映画において、幸せな結婚式は参列者を幸福にしてこそ達成される。 『我等の生涯の最良の年』

アメリカ映画ベスト100制覇への道:その12 我等の生涯の最良の年

 『我等の生涯の最良の年』は、アカデミー賞の9部門で受賞し、『風と共に去りぬ』の次にヒットした作品だそうな。名作中の名作と呼んで間違いない。

 あらすじを一言でまとめると、次のようになる。太平洋戦争の戦場から三人の兵士が故郷に帰還するが、長かった戦争の影響は彼ら自身と故郷を以前とは違うものにしてしまっていた……。

 戦後を描いているが、なんと終戦の翌年である1946年に公開されている。これまで記事を書いてきた映画を見ても思うが、この頃のハリウッド映画はスピード感がえげつない。前年に出版された本を原作にしていたり、前年に公開された映画の劇中歌を引用していたり。

変化の後の物語

 普通の物語では、主人公たちはなんらかの変化を遂げる。この映画は、その後を描いている。変化した主人公たちは、変化する前に過ごした世界に受け入れられるだろうか? 期待と不安がないまぜになった感情が彼らを襲い、それは的中することになる。華々しい凱旋などない。

 もちろんこの映画の中でも主人公たちはさらなる変化を経験する。実のところ、彼らのホームはもはやホームではない。いや、本当は最初からホームなんかではなかったのだ。ただ、以前は妥協していただけ。戦争によって変化した彼らは、信念の変化や社会からの拒絶によって、妥協ができなくなってしまう。

第一の事件は物語が始まる前に起こっている

 『我等の生涯の最良の年』は、戦争という重大な事件が起こった後の物語を描いている。物語が始まった時点ですでに重大な事件が起こっているのは、特に珍しいことではない。むしろ名作映画たるためには必須の要件とさえ言ってもいい。

 『怒りの葡萄』は主人公が殺人事件を起こしたり、故郷が更地にされたりした後の時点から物語がスタートしている。『スミス都へ行く』では、スミスの父親が殺されたり、政治家たちが汚職をしたりした後の物語を描いている。(少なくともそれが名作ならば)どんな物語も何かが起こった後の時点からスタートするものなのだ。

ずらすのは少しだけ

 主人公たちは戦争から戻ってきて、日常と自分との間にあるズレを味わうのだが、そのズレは露骨には描かれない。
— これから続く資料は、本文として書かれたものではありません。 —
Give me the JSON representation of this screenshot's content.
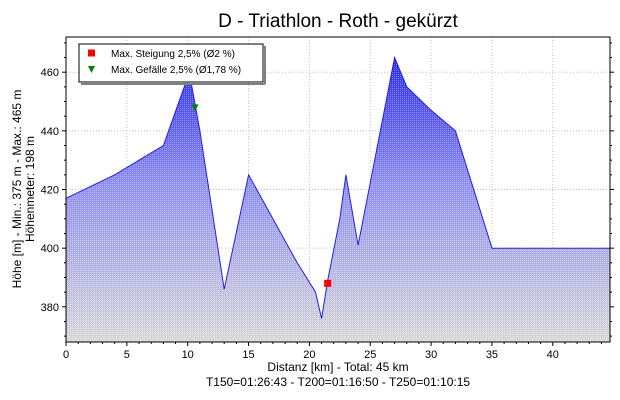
{
  "chart_data": {
    "type": "area",
    "title": "D - Triathlon - Roth - gekürzt",
    "xlabel": "Distanz [km] - Total: 45 km",
    "xlabel2": "T150=01:26:43 - T200=01:16:50 - T250=01:10:15",
    "ylabel": "Höhe [m] - Min.: 375 m - Max.: 465 m",
    "ylabel2": "Höhenmeter: 198 m",
    "xlim": [
      0,
      44.7
    ],
    "ylim": [
      368,
      472
    ],
    "xticks": [
      0,
      5,
      10,
      15,
      20,
      25,
      30,
      35,
      40
    ],
    "yticks": [
      380,
      400,
      420,
      440,
      460
    ],
    "grid": true,
    "legend_position": "top-left",
    "legend": [
      {
        "label": "Max. Steigung 2,5% (Ø2 %)",
        "marker": "square",
        "color": "#ff0000"
      },
      {
        "label": "Max. Gefälle 2,5% (Ø1,78 %)",
        "marker": "triangle-down",
        "color": "#008000"
      }
    ],
    "series": [
      {
        "x": [
          0,
          2,
          4,
          6,
          8,
          9.8,
          10.3,
          11,
          13,
          15,
          17,
          19,
          20.5,
          21,
          21.5,
          22.5,
          23,
          24,
          27,
          28,
          30,
          32,
          35,
          36,
          40,
          44.7
        ],
        "y": [
          417,
          421,
          425,
          430,
          435,
          456,
          456,
          440,
          386,
          425,
          410,
          395,
          385,
          376,
          389,
          410,
          425,
          401,
          465,
          455,
          447,
          440,
          400,
          400,
          400,
          400
        ]
      }
    ],
    "markers": [
      {
        "name": "max-steigung",
        "x": 21.5,
        "y": 388,
        "color": "#ff0000"
      },
      {
        "name": "max-gefaelle",
        "x": 10.6,
        "y": 448,
        "color": "#008000"
      }
    ],
    "colors": {
      "line": "#2222dd",
      "fill_top": "#2a2ae6",
      "fill_bottom": "#d8d8d8",
      "grid": "#c0c0c0"
    }
  }
}
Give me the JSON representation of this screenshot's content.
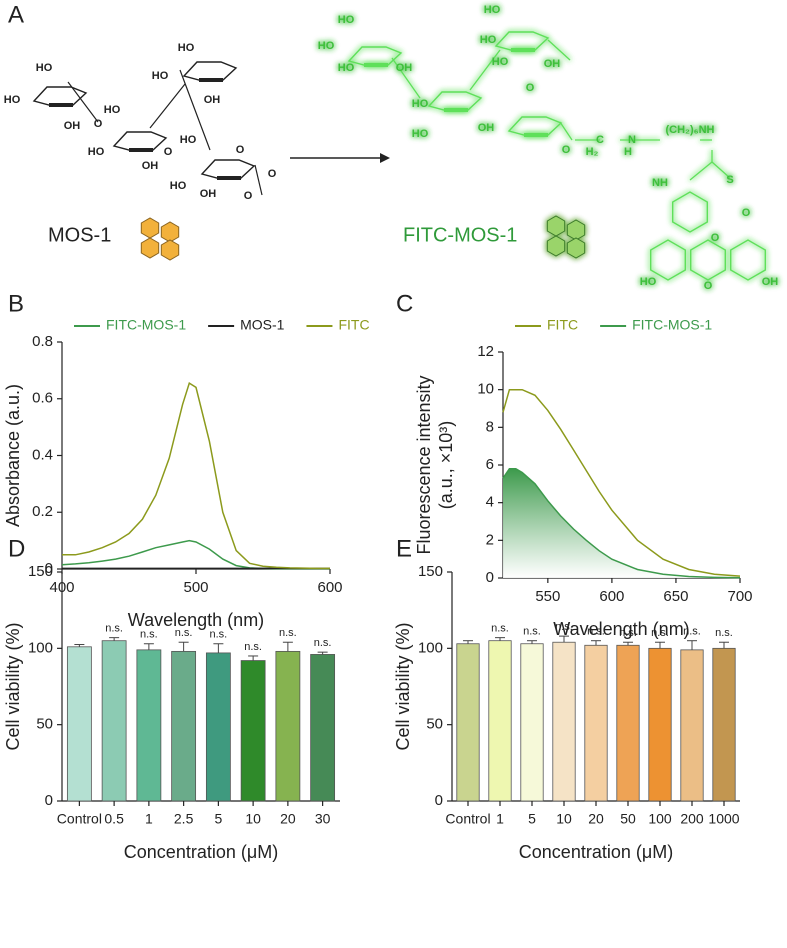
{
  "panel_a": {
    "label": "A",
    "left_name": "MOS-1",
    "right_name": "FITC-MOS-1",
    "left_structure_labels": [
      "HO",
      "HO",
      "OH",
      "O",
      "HO",
      "HO",
      "OH",
      "HO",
      "HO",
      "OH",
      "HO",
      "HO",
      "O",
      "O",
      "OH",
      "O",
      "O"
    ],
    "right_structure_labels": [
      "HO",
      "HO",
      "HO",
      "OH",
      "HO",
      "HO",
      "OH",
      "HO",
      "HO",
      "HO",
      "OH",
      "O",
      "O",
      "C",
      "N",
      "H",
      "H₂",
      "(CH₂)₆NH",
      "NH",
      "S",
      "O",
      "O",
      "HO",
      "OH",
      "O"
    ]
  },
  "chart_data": [
    {
      "type": "line",
      "panel_label": "B",
      "xlabel": "Wavelength (nm)",
      "ylabel": "Absorbance (a.u.)",
      "x": [
        400,
        410,
        420,
        430,
        440,
        450,
        460,
        470,
        480,
        490,
        495,
        500,
        510,
        520,
        530,
        540,
        550,
        560,
        570,
        580,
        590,
        600
      ],
      "series": [
        {
          "name": "FITC-MOS-1",
          "color": "#3d9a4c",
          "values": [
            0.015,
            0.018,
            0.022,
            0.028,
            0.035,
            0.045,
            0.06,
            0.075,
            0.085,
            0.095,
            0.1,
            0.095,
            0.07,
            0.035,
            0.012,
            0.004,
            0.002,
            0.001,
            0.001,
            0.001,
            0.001,
            0.001
          ]
        },
        {
          "name": "MOS-1",
          "color": "#222222",
          "values": [
            0.002,
            0.002,
            0.002,
            0.002,
            0.002,
            0.002,
            0.002,
            0.002,
            0.002,
            0.002,
            0.002,
            0.002,
            0.002,
            0.002,
            0.002,
            0.002,
            0.002,
            0.002,
            0.002,
            0.002,
            0.002,
            0.002
          ]
        },
        {
          "name": "FITC",
          "color": "#8c9a1c",
          "values": [
            0.05,
            0.05,
            0.06,
            0.075,
            0.095,
            0.125,
            0.175,
            0.26,
            0.39,
            0.58,
            0.655,
            0.64,
            0.45,
            0.2,
            0.065,
            0.02,
            0.01,
            0.006,
            0.004,
            0.003,
            0.002,
            0.002
          ]
        }
      ],
      "xlim": [
        400,
        600
      ],
      "xticks": [
        400,
        500,
        600
      ],
      "ylim": [
        0,
        0.8
      ],
      "yticks": [
        0,
        0.2,
        0.4,
        0.6,
        0.8
      ]
    },
    {
      "type": "line",
      "panel_label": "C",
      "xlabel": "Wavelength (nm)",
      "ylabel": [
        "Fluorescence intensity",
        "(a.u., ×10³)"
      ],
      "x": [
        515,
        520,
        525,
        530,
        540,
        550,
        560,
        570,
        580,
        590,
        600,
        620,
        640,
        660,
        680,
        700
      ],
      "series": [
        {
          "name": "FITC",
          "color": "#8c9a1c",
          "values": [
            8.8,
            10,
            10,
            10,
            9.7,
            8.9,
            7.9,
            6.8,
            5.7,
            4.6,
            3.6,
            2.0,
            1.0,
            0.45,
            0.2,
            0.1
          ]
        },
        {
          "name": "FITC-MOS-1",
          "color": "#3d9a4c",
          "fill_area": true,
          "values": [
            5.3,
            5.8,
            5.8,
            5.6,
            5.0,
            4.1,
            3.3,
            2.6,
            2.0,
            1.45,
            1.0,
            0.45,
            0.2,
            0.08,
            0.03,
            0.01
          ]
        }
      ],
      "xlim": [
        515,
        700
      ],
      "xticks": [
        550,
        600,
        650,
        700
      ],
      "ylim": [
        0,
        12
      ],
      "yticks": [
        0,
        2,
        4,
        6,
        8,
        10,
        12
      ]
    },
    {
      "type": "bar",
      "panel_label": "D",
      "xlabel": "Concentration (μM)",
      "ylabel": "Cell viability (%)",
      "categories": [
        "Control",
        "0.5",
        "1",
        "2.5",
        "5",
        "10",
        "20",
        "30"
      ],
      "values": [
        101,
        105,
        99,
        98,
        97,
        92,
        98,
        96
      ],
      "errors": [
        1.5,
        2,
        4,
        6,
        6,
        3,
        6,
        1.5
      ],
      "significance": [
        null,
        "n.s.",
        "n.s.",
        "n.s.",
        "n.s.",
        "n.s.",
        "n.s.",
        "n.s."
      ],
      "colors": [
        "#b4e0d2",
        "#8ccbb3",
        "#5fb894",
        "#6aab8a",
        "#3f9a7f",
        "#2f8a2a",
        "#86b350",
        "#468a56"
      ],
      "ylim": [
        0,
        150
      ],
      "yticks": [
        0,
        50,
        100,
        150
      ]
    },
    {
      "type": "bar",
      "panel_label": "E",
      "xlabel": "Concentration (μM)",
      "ylabel": "Cell viability (%)",
      "categories": [
        "Control",
        "1",
        "5",
        "10",
        "20",
        "50",
        "100",
        "200",
        "1000"
      ],
      "values": [
        103,
        105,
        103,
        104,
        102,
        102,
        100,
        99,
        100
      ],
      "errors": [
        2,
        2,
        2,
        4,
        3,
        2,
        4,
        6,
        4
      ],
      "significance": [
        null,
        "n.s.",
        "n.s.",
        "n.s.",
        "n.s.",
        "n.s.",
        "n.s.",
        "n.s.",
        "n.s."
      ],
      "colors": [
        "#c9d48f",
        "#eef7b0",
        "#f6f9d9",
        "#f5e3c6",
        "#f4cfa1",
        "#eea355",
        "#ed9232",
        "#ebbe86",
        "#c29650"
      ],
      "ylim": [
        0,
        150
      ],
      "yticks": [
        0,
        50,
        100,
        150
      ]
    }
  ]
}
 彼らは一見、家族たちに温かく迎えられる。ただ、ほんの少しの違和感があるだけ。ほんの少しなのに、これが不思議ととてつもなく重要なことに思える。たぶん、もっと露骨に描いてしまうと作り物っぽさが出てしまう。この映画は、ここのさじ加減が絶妙だ。

水の入った器

 この映画は小道具の使い方も上手い。最初の飛行機の墓場が終盤で伏線として回収されるのがかなり良い感じなのだが、それ以外に私が(・∀・)イイ!!と思ったのがコップの使い方。

 主人公の一人に両腕を失った義手の男がいるのだが、彼が家で家族と団らんしているとお母ちゃんが飲み物を運んできてくれる。この男、義手を非常にうまく使うのだが(ちなみに、この役者さんは本当に義手なのだ!)、このコップがツルツルしたガラス製なうえに底に向かってゆるい曲線を描いて細くなる形状のやつだから、こればっかりはうまくつかめなくて落としてしまう。

 このシーン、母親がお盆を持って登場した時点で不安な気持ちにさせられる。会話の内容も就職に関することで暗雲垂れ込める感じなので、その気分を増幅させる見事な小道具である。

 私は幼い頃から、液体がたっぷり入ったコップやお椀を左手で持つと、こぼさないか非常に怖くなって手が震えてしまう癖(?)がある。そういうわけもあって、このシーンは非常に印象に残った。

フィナーレは結婚式で

 この時代の映画は不倫が本当に多い。この映画でも主人公の一人が既婚者なのに奥さん以外の女性を好きになってしまい……という展開がある。

 また、フィナーレが結婚式で訪れることも多々ある。『或る夜の出来事』『フィラデルフィア物語』と『我等の生涯の最良の年』……。アメリカ映画ベスト100を見始めてから、12作品中3作品だから十分に多いのではないだろうか。結婚式は物語のピークを迎えるのに格好の舞台らしい

 ただし、結婚式がおしゃかになる前2作品と違って、『我等の生涯の最良の年』では幸せな結婚式で幕を閉じる。とはいっても、カメラが捉えているのは、必ずしも新郎新婦とは限らない。実はそこには結ばれなかった二人がいて、式の最中に見つめ合っているのだ。

 今書いていて気付いたが、これ、志村貴子の『青い花』とほぼ同じだ! 私は結婚式で新郎新婦以外のカポーが結ばれるシチュが大好きなのかもしれない。

 というわけで、最高の結婚式は参列者を幸せにするものだということを胸に刻みつけておきたい。